The Keeper, Sarah Langan
Did the world of horror need another story about the dark secrets of a little town in Maine? Probably not, but this was still a decent read.
Picture our setting: Bedford is a dying town, its economy dependent on the nearby failed paper mill and its streets (and dreams) haunted by the local weirdo– the silent, skeletal, and sexually inappropriate Susan Marley. Susan’s younger sister Liz, still in high school, struggles with unpopularity due to her sister’s insanity, as well as her cold, distant relationship with her mother, who pretends Susan doesn’t exist. Meanwhile, Susan’s former lover Paul Martin, an alcoholic high-school teacher, sinks deeper into the bottle to escape his failures, while the rest of the town sinks into poverty and despair.
You are probably getting the impression that this is not a happy book.
Even in a genre not exactly known for rainbows and butterflies (mutant butterflies with teeth, maybe), this is heavy stuff. I almost had to stop reading at one point, at a throwaway scene in which Paul recalls propping his wife up at the dinner table during an unsuccessful attempt at treating her depression and telling the kids that Mommy was crying too hard to eat because she was so happy. Good lord.
So yes, it’s a little maudlin. But under the mopey atmosphere, there’s a fairly intriguing story. After luring Paul into her creepy, filthy apartment for one last tryst, Susan throws herself down the stairs and dies– and that’s when the horror begins. Freed from her mortal body, Susan begins to haunt the town with a vengeance, uncovering everyone’s dirty little secrets and becoming a force of judgment against the weak, flawed residents of Bedford. In this way it reminded me of a really very good free Kindle novel I read last year, Catharsis by Jonathan Face– another tale of a town full of people with checkered pasts who face supernatural justice during an apocalyptic weather event (here it’s rain, there it was snow).
Both stories could be said to suffer from a certain lack of emotional engagement with the characters. I did like Liz for the most part (she’s smart, awkward, worries about her weight and feels stifled in her dead-end town, absolutely nothing at all like me in high school, of course), and her fumbling romance with rich-popular-boy-with-depth Bobby rings true. However, nearly all the other characters– and there are a lot, as this is one of those early-King-style books that often cuts to vignettes about minor characters– are unlikable sad sacks. Paul Martin in particular is really pretty awful, and slogging through his passages of booze-soaked self-loathing becomes a chore. A subplot about Liz’s sociopath classmate Louise and her codependent relationship with two boys could have been interesting if developed more, but feels tacked on as is.
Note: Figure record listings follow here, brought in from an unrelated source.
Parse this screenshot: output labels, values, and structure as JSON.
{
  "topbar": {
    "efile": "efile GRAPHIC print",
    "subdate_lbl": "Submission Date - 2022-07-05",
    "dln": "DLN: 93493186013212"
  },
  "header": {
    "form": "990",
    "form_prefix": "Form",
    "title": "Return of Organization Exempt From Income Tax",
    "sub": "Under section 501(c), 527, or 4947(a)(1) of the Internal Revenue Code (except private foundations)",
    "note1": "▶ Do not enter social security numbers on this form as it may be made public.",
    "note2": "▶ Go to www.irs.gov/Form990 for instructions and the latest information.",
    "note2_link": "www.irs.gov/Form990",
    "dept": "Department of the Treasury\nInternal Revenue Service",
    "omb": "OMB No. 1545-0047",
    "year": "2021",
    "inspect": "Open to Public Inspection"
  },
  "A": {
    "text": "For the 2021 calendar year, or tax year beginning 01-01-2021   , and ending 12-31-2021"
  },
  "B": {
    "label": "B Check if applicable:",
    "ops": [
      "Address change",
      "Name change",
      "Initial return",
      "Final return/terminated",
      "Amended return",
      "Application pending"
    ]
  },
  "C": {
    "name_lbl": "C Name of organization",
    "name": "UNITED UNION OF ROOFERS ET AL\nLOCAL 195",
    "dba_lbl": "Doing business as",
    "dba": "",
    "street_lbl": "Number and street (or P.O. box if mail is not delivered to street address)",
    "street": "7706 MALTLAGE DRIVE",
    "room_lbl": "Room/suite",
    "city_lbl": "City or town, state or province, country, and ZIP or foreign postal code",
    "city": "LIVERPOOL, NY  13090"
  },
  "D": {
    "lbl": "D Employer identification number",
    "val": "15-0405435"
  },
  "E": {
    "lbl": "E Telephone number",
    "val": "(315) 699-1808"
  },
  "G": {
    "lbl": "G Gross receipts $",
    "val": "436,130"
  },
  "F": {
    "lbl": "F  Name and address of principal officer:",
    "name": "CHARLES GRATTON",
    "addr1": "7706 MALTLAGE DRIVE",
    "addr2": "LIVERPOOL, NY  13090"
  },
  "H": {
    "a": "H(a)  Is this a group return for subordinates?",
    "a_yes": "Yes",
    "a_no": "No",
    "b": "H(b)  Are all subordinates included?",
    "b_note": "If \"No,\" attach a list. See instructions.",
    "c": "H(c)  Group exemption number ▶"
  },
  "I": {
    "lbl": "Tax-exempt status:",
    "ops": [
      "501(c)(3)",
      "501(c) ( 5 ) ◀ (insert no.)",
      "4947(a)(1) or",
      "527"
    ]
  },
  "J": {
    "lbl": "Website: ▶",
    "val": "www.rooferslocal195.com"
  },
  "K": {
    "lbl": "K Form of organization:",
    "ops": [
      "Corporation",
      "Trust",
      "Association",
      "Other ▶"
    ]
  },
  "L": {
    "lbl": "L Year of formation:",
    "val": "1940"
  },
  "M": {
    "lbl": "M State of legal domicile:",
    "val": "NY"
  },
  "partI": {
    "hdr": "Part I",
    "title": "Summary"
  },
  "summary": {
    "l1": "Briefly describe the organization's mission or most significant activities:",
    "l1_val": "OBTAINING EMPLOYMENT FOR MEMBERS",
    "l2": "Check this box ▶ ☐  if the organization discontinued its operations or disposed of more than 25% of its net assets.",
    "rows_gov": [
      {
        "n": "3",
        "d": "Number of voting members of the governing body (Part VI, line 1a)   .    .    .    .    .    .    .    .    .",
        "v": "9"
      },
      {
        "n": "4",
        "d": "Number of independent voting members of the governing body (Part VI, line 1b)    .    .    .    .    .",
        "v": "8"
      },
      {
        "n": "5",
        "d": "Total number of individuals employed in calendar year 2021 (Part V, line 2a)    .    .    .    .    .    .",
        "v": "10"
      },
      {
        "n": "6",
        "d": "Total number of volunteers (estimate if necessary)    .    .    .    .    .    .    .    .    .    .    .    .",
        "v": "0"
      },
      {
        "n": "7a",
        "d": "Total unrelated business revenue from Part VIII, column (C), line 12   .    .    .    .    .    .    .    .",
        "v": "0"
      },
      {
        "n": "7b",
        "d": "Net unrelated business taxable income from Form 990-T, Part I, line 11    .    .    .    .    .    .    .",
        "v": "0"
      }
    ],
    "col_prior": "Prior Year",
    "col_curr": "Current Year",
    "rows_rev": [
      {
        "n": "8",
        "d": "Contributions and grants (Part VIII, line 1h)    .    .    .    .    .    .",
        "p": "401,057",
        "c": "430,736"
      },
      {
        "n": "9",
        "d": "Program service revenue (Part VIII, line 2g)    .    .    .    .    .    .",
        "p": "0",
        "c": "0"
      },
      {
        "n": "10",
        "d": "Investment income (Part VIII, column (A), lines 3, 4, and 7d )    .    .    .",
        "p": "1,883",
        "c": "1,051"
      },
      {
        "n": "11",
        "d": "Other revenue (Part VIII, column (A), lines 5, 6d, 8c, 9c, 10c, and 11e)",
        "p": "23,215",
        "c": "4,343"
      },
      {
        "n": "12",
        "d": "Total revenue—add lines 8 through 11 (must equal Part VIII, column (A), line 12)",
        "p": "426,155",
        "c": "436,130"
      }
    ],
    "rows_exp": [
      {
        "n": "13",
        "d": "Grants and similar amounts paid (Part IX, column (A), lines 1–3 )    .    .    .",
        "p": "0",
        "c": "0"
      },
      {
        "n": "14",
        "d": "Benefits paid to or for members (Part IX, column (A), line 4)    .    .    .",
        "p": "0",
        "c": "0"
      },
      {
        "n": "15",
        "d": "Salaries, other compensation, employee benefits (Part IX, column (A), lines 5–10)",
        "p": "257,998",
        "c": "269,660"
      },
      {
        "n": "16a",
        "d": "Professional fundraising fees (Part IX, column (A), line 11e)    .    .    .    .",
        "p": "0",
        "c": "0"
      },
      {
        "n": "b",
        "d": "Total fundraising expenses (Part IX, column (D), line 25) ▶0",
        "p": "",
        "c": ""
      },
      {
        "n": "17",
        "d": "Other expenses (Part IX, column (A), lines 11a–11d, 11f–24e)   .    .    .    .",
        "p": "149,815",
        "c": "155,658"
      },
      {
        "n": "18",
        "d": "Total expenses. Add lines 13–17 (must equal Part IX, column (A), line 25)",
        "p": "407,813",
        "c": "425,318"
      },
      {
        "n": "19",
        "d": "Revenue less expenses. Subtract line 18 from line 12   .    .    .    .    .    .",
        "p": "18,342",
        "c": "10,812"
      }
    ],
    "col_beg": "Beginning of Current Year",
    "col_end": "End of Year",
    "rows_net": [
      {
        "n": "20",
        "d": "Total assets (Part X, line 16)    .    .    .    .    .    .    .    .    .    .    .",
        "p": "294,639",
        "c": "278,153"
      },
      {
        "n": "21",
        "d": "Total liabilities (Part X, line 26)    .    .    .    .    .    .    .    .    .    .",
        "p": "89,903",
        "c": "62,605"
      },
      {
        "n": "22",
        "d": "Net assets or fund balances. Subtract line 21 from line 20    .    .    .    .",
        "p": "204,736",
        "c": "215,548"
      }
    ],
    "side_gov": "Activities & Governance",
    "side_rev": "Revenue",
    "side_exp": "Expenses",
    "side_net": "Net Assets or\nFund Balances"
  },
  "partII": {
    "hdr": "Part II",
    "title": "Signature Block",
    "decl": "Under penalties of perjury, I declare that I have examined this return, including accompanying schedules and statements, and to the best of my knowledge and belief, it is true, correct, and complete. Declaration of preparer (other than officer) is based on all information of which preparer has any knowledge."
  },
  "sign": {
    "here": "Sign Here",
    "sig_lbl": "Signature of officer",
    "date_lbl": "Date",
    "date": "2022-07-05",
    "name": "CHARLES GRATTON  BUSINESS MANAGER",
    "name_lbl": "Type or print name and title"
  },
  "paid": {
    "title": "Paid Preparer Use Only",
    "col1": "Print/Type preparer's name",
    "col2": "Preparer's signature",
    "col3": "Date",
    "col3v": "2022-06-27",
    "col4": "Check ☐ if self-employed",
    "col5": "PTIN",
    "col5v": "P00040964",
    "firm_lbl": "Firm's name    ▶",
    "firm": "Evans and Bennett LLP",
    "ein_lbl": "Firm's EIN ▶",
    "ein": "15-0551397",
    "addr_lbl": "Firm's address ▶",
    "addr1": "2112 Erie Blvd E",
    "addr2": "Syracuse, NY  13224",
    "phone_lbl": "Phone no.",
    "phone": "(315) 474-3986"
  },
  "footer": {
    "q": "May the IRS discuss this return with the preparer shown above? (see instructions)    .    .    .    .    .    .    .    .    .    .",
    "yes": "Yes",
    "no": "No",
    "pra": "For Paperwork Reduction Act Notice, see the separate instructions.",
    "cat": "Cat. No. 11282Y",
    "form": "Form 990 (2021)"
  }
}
In the end, it’s Susan who is the real triumph of characterization in this novel, and her story saves this from being just another run-of-the-mill unspeakable-evil-in-Maine-(again) horror novel. She starts out as a frightening, malevolent figure, becomes sympathetic as her motivations are revealed, and ends up somewhere in the middle– not totally a monster and not totally an innocent victim, with a lot more subtlety and character development than your average supernatural horror villain gets.
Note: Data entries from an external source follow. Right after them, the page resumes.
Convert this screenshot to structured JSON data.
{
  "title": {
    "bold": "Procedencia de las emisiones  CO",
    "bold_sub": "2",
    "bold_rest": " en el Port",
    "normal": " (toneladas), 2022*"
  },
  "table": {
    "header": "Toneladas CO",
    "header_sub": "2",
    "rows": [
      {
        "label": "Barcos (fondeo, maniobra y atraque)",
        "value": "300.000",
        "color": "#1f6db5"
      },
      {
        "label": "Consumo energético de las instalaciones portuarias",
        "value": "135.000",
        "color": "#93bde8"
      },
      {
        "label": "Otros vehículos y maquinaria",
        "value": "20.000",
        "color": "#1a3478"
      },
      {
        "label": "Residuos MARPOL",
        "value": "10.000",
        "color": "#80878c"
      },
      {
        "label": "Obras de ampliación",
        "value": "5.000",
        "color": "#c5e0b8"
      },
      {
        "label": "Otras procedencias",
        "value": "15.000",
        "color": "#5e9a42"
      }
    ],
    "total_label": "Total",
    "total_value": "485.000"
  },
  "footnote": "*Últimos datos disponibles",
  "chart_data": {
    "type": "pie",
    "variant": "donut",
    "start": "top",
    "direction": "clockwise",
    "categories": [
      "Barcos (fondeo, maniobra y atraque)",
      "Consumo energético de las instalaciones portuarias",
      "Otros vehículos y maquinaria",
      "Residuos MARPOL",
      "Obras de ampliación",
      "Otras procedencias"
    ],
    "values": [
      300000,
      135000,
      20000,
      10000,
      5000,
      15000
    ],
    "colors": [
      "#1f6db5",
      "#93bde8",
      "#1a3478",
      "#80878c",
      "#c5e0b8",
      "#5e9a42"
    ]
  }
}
Inevitably this does take away a bit from how scary she is, and more broadly how scary the novel is– it’s more dark and moody than openly frightening, although a few surreal scenes in the Marley house stand out as pretty creepy and tense. Overall, The Keeper is engrossing but depressing, and may not really have been worth the massive downer– fans of slow-burn emotionally charged horror might find something to like here, though.